The next time you check in to a hotel, a cybercriminal could be checking you out. A remote access computer Trojan (RAT) designed to steal credit card details from hotel point-of-sale (PoS) applications is being sold on the underground forums, according to researchers from security firm Trusteer.
Trusteer, the world’s leading provider of secure web access services, detected these schemes and says hotel poaching is a virile trade in underground and tech forums. Attack codes can be purchased in Visa underground forums for $280 and the spyware cannot be detected by anti-virus software. The package even includes a manual loaded with tips on how the poacher can trick the desk clerk into loading the spyware for them.
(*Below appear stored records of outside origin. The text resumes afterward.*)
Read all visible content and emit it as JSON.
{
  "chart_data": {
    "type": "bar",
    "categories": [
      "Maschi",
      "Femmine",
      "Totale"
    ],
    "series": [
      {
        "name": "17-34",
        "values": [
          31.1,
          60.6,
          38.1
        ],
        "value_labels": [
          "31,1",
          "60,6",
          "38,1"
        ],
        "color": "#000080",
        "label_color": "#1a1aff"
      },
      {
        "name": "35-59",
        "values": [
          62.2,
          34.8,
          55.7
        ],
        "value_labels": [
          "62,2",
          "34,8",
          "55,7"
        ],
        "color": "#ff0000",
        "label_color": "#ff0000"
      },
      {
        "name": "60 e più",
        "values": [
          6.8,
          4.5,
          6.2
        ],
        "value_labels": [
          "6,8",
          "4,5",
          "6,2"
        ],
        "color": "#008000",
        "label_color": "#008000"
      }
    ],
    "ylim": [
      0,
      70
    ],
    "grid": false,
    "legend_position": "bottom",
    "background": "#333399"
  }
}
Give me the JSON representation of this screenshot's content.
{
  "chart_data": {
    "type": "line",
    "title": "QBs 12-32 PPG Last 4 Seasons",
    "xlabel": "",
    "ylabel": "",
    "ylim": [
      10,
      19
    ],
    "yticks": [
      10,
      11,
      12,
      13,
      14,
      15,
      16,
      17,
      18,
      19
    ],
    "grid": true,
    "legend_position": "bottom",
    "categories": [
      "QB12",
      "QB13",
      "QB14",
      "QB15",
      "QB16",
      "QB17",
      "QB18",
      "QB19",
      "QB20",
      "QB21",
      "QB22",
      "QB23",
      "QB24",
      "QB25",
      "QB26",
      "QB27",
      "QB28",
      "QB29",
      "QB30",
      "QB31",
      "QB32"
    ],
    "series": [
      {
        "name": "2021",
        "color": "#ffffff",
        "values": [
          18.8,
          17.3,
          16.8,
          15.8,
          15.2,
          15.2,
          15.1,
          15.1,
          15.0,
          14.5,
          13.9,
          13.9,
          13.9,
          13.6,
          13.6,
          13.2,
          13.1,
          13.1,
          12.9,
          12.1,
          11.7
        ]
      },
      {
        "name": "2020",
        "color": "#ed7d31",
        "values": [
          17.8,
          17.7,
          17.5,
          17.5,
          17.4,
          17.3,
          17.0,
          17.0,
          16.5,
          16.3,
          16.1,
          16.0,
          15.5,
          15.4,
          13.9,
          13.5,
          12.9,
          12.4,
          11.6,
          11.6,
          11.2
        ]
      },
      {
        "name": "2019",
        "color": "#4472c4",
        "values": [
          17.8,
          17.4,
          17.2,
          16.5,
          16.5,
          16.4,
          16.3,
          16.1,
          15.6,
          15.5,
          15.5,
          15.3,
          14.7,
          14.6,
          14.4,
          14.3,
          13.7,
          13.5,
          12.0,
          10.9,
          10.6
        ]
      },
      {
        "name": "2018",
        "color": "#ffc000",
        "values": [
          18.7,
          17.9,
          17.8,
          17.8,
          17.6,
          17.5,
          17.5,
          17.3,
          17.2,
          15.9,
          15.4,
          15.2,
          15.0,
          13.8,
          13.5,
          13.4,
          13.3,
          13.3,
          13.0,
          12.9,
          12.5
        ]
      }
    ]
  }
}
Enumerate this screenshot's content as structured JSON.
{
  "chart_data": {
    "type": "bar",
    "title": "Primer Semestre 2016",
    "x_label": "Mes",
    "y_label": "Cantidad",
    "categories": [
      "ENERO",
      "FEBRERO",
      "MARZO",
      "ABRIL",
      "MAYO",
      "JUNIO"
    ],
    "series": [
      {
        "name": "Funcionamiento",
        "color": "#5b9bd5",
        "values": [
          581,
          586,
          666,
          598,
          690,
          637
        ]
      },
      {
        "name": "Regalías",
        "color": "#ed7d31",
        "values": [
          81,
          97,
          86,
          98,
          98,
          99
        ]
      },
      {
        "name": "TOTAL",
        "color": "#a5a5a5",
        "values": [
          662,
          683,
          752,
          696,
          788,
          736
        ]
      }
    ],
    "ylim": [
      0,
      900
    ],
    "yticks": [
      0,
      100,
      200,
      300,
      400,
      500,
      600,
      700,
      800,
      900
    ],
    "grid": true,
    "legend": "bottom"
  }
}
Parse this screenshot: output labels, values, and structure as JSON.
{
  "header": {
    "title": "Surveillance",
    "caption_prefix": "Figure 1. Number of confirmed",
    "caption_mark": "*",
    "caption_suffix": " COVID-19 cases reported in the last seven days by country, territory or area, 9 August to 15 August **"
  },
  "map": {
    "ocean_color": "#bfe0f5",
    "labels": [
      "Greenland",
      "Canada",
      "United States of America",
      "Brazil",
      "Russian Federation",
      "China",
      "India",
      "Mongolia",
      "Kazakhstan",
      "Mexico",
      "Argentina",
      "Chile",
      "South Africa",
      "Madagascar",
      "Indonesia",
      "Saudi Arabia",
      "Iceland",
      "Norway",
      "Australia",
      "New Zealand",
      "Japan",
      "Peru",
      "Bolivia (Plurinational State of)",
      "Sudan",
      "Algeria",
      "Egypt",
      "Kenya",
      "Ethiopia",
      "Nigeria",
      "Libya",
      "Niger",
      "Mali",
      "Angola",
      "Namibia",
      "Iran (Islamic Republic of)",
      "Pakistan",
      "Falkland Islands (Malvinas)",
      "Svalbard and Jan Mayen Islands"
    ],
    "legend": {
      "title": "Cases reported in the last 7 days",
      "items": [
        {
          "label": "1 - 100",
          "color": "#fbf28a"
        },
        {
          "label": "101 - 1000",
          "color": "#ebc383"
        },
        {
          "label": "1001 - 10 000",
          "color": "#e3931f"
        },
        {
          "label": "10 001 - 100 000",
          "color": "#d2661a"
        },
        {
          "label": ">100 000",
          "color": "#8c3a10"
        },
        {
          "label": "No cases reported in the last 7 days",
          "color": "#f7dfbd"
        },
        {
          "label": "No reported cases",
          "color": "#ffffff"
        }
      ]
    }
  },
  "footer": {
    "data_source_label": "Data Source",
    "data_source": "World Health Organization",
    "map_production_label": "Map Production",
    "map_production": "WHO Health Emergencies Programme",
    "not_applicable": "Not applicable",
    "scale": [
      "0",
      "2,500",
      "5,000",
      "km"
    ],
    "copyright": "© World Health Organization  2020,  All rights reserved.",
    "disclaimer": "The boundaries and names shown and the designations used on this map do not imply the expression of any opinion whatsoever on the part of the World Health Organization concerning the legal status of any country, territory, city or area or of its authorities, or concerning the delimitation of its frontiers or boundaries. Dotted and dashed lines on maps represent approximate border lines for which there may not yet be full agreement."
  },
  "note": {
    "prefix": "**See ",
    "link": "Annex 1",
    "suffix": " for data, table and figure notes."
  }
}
Malware writers often repackage their malicious installers with new algorithms in order to evade signature-based antivirus detection, said Bogdan Botezatu, a senior e-threat analyst at antivirus vendor BitDefender.
"The fact that the RAT's creator decided to target the hospitality industry is consistent with a recently observed change in the focus of cybercriminals - an expansion from online banking attacks to attacks against PoS systems, Criminals are increasingly expanding the focus of their attacks from online banking targets to enterprises," said Trusteer's CTO Amit Klein.
While this credit card scam seems nearly impossible to detect and prevent, you can keep your finances, and identity, in check by routinely monitoring your bank balances, and reporting any suspicious or unauthorized transactions to your bank immediately.